Роберт снова в недоумении пожал плечами, а Дарлин ощутила невольную радость: похоже, до сего момента он не допускал, что Тина может что-то скрывать, думал, что полностью завладел ее помыслами и душой. Возможно, он мечтал, женившись на Тине, всецело подчинить ее себе?
— Кстати, я мог бы помочь вышей второй дочери: образование, приданое. Это не проблема.
— Да, но не за счет счастья Тины!
Роберт О'Рейли холодно улыбнулся Дарлин.
— Счастье… Что есть счастье, миссис Хиггинс? Возможность увидеть мир, познать его, возможность делать что хочешь, иметь то, что пожелаешь! Понимаю, Тина молода, ей нужны дети, но я и сам не против заиметь наследников. Когда же меня не станет — не хочется думать об этом, но, что поделаешь, я реалист! — все, чем я владею, достанется Тине, а мое состояние, поверьте, способно обеспечить до конца жизни не только ее, но и еще несколько поколений вперед!
Последнюю фразу он произнес с прежнимвоодушевлением, и Дарлин спросила:
— Тине вы тоже это сказали?
— Ей — нет, нет, конечно. Ей я сказал, что люблю ее. И это, — его глаза сверкнули, — правда!
— Вы говорите, что знаете, что нужно Тине, а я думаю, все, что ей надо сейчас, — без памяти влюбиться в какого-нибудь юношу! — расстроенно произнесла Дарлин.
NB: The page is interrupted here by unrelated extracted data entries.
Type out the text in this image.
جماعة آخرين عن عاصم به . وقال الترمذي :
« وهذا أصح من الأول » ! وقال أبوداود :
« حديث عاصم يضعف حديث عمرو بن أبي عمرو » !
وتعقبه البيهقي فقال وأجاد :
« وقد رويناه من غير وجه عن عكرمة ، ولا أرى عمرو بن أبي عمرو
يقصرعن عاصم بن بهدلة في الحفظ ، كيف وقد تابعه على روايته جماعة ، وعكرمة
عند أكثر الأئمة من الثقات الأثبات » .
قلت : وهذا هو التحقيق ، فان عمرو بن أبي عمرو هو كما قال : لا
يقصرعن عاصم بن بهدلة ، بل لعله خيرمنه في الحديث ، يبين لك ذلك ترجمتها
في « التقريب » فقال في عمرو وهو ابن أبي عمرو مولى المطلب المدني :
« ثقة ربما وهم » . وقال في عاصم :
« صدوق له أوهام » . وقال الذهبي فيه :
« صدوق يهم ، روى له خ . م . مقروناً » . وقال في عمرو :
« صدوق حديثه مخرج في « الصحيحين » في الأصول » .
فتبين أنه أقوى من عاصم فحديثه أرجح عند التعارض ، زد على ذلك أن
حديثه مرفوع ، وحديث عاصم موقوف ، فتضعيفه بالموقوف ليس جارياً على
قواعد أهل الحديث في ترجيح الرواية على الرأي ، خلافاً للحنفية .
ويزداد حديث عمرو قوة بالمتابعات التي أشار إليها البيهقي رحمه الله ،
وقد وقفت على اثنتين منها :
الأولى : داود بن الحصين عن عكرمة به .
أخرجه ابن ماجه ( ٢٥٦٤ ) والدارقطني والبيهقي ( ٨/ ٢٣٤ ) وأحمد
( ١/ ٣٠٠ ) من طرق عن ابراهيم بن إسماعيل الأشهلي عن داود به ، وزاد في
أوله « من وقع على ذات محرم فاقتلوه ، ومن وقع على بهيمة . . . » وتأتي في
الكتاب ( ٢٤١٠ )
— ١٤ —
— Я склоняю перед вами голову, миссис Хиггинс, вы — редкая мать! — Роберт произнес это искренне, без иронии. — Хотя, надо признать, у вас очень своеобразное представление о счастье дочери. Вы хотите выдать Тину замуж непременно по любви, пусть даже она будет гнуть спину в тяжком труде и состарится на двадцать лет раньше срока. Что ж, пусть выберет в мужья какого-нибудь парня с фермы, поддавшись минутному увлечению, только эта любовь погибнет через пару лет, а может, и месяцев, под гнетом повседневности.
— Я не переставала любить мужа все пятнадцать лет, пока мы были вместе! — Дарлин встала. — А он не был богат!
— Я уже говорил вам, что вы редкая женщина. Прошу вас, миссис Хиггинс, подумайте еще, как и Тина, я дам вам время.
— Хорошо, — тихо произнесла Дарлин, — это было бы неплохо: ни я, ни Тина, по существу, не знаем, что вы за человек…
Роберт грустно улыбнулся.
— Могу сказать одно: перед вами не сумасшедший и не злодей, а всего лишь человек, который пытается стать счастливым, быть может, последний раз в жизни!
Прошло около двух недель. Ни Дарлин, ни Тина не заговаривали о Роберте О'Рейли. Тина перестала видеться с ним, и он не напоминал о себе. Девушка была рада тому, что все как будто решилось само собой, и в то же время спрашивала себя, почему Роберт О'Рейли больше не ищет с ней встречи, чувствовала себя задетой и отчасти даже покинутой. Она не жалела о том, что позволила матери поговорить с Робертом, и все-таки думала: быть может, он счел себя оскорбленным или решил, что она — глупая девчонка, привыкшая прятаться за спины взрослых, неспособная самостоятельно принимать решения? Задавая себе эти вопросы, Тина томилась смутным чувством неудовлетворенности и вины.
В один из последующих дней она пришла в лавку, сделала необходимые покупки и, по привычке заглянув в уголок, где висел предмет ее мечтаний, невольно вздрогнула: платья не было. Его купили или, может, отправили назад, в тот сказочный, недосягаемый мир, откуда оно было прислано. Конечно, не век же ему тут висеть! Наверное, платье приобрел для Дорис ее отец! На Фей оно, пожалуй, не налезет, родители Керри Миллер прижимисты, а среди остальных жителей Кленси вряд ли кто-нибудь имеет возможность осчастливить свою жену или дочь таким подарком. Тина почувствовала возмущение и досаду: с какой стати Дорис будет носить этот наряд! «Первая красавица!» Подобная мысль могла показаться дерзкой, но за те несколько недель, что платье висело в лавке, Тина привыкла считать его «своим», принадлежащим по праву лишь ей одной! Она и сама не знала, почему прониклась таким чувством… Нет, видеть этот наряд на Дорис будет невыносимо!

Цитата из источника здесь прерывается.